After have seen the explanation of each “A” of the model in the HBR Article of P. Ghemawat, we are going to analyze each one for this company:

(1) Adaptation

(a) As a firm that provides consulting services, they are totally adapted to their customers’ preferences, so they follow a high adaption global strategy. One example that reflect it, is when the managing partner (during 1950-1957) Marvin Bower saw the need of adaption globally to achieve better the needs of their customers:

(b) “Our clients needed to think globally and to service them properly we needed to think and understand more than America. […] I felt that if we looked at it from the standpoint of the clients, the American companies would want us to help them move into Europe. […] I felt that just as we had become a national firm, so we must become an international firm. The case for international expansion was supported by the rapid growth of American multinational investment after World War II. U.S. manufacturers had built factories in foreign countries since the era of Singer sewing  machines in the second half of the 19th century” .

(2) Aggregation

(a) They have big companies with a global presence. So they can take advantage of serve consulting tasks in many countries for the same international client, as Marvin Bower said:

(b) “In some respects McKinsey had been “pulled” abroad by its clients. In 1954 McKinsey was asked to undertake an organization study for IBM World Trade, the international operating subsidiary of IBM. This exposed McKinsey consultants to the management challenges faced by a major multinational corporation. Even greater formative experience resulted from a request by the chairman of the Shell Group, who had heard of Bower and McKinsey from Texaco’s chairman, to study Shell’s large operating company in Venezuela. It was indicated that this might be a prelude to a study of their whole organization. Shell did proceed to commission McKinsey to investigate its complex organization, which had head offices in London and The Hague. McKinsey advised Shell to adopt the M-form.25 In January 1959 Shell announced publicly that it had accepted McKinsey’s recommendations, which, for McKinsey, provided the ideal context for the opening of the London office.”
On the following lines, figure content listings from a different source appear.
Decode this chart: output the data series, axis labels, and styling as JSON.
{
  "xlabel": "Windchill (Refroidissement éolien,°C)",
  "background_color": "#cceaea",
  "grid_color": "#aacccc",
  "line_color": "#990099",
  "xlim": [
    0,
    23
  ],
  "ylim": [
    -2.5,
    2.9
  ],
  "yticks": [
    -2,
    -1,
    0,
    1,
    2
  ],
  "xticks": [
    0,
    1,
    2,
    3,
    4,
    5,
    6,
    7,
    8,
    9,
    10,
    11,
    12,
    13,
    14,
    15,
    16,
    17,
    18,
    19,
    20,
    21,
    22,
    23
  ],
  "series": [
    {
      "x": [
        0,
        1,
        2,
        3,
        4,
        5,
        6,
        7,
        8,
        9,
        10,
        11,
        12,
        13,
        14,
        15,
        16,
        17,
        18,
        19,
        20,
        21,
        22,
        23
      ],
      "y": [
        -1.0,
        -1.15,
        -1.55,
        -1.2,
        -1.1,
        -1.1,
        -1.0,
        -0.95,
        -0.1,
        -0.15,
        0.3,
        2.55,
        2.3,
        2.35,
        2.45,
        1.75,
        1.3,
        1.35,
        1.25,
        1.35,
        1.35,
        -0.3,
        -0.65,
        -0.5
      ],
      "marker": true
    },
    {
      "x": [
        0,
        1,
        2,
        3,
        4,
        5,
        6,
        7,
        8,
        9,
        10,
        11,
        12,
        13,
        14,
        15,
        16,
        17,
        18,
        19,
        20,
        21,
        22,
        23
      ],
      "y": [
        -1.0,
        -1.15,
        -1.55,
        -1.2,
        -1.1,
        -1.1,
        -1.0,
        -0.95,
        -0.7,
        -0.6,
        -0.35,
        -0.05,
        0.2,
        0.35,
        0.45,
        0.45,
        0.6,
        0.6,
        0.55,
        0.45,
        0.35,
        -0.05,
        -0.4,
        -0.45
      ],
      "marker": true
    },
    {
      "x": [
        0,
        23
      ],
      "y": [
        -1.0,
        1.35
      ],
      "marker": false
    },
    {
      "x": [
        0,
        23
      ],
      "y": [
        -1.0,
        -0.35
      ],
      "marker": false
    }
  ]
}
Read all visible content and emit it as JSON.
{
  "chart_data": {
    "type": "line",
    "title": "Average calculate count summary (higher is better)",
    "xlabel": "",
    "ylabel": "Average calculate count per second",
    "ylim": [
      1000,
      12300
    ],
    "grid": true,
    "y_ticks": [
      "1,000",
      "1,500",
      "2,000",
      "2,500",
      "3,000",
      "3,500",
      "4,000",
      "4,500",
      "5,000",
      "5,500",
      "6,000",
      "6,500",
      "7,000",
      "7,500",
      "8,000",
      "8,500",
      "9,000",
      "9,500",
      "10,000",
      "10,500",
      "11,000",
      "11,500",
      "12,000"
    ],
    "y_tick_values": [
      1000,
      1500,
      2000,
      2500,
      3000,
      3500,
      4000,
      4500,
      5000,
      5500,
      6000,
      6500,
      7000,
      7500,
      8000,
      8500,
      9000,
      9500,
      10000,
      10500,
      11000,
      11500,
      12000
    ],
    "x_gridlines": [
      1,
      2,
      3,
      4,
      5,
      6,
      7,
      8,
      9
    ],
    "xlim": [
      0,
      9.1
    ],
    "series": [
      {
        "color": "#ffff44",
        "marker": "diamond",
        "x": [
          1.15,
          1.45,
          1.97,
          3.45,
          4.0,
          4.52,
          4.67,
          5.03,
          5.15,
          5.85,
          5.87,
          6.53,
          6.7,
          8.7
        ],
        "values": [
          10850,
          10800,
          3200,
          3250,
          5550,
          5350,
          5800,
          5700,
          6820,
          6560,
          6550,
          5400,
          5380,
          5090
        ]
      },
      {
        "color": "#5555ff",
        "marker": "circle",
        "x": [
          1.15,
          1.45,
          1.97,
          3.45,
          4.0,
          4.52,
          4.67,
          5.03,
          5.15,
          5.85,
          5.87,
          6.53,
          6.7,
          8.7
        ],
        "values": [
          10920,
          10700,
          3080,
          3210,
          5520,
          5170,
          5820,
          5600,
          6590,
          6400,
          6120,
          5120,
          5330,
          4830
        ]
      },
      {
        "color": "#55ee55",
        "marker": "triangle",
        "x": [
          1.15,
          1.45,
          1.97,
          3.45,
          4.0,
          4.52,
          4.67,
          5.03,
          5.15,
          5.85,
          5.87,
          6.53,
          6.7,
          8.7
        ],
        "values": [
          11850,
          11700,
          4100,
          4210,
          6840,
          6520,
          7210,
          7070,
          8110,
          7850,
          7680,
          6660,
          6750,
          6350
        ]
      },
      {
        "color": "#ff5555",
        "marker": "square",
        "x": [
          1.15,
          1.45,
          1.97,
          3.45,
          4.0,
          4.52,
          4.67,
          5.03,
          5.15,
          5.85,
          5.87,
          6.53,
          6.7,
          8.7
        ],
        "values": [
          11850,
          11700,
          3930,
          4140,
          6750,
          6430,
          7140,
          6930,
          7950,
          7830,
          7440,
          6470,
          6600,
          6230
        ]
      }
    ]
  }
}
(c) However, even they take advantage of this fact; they don’t focus on delivery scale economies because they also have big clients that only work locally, as some banks firms.

(3) Arbitrage

(a) I couldn’t find specifically data that show this fact. So for this, I did a little research which shows that these consulting groups take advantage of arbitrage strategies. For example they outsource many tasks to some departments internally that are in some specifically countries. For example, when they need to developed an internal software or a little application for the customer, a part of outsource to other firms –like Accenture-, normally they also have a office in India focused on that tasks.

(b) Moreover, the know-how sharing though the company and the training. They normally do the internals mini-MBAs –as they named them- in some countries (for example: Bain & Company is used to concentrate all the training of 1st year Assistants nowadays in Brazil)


So in summary, with the information we have seen, the current strategy of McKinsey & Company is focused on adaptation and arbitrage, as it is showed in the next diagram.

Their effectiveness is completely great as showed in 3 sources: first, the Vault Ranking said that it is on of the best global consulting firm; second, their financial statements, with a revenue on 2009 of $ 6.6 billion; and finally the evolution of their global expansion. This Table "Consultancies during 1960" shows their performance.

Choice of market entry strategy

Knowing the different expansion strategies, the one probably is going to follow the Firm is an organically development. First, because now are the world leader in their field; and second, because they can’t share information with 3rd parties –in a case of a possible joint venture- (they only outsource some tasks)

So a part of develop organically, they are going to continue increasing their number of offices around the world to be near and more adapted to the customers. And also, they are going to continue searching some possible agreements with the best business schools, recruiting new talent and the possibility of outsource the training –although they have their own research & training department-.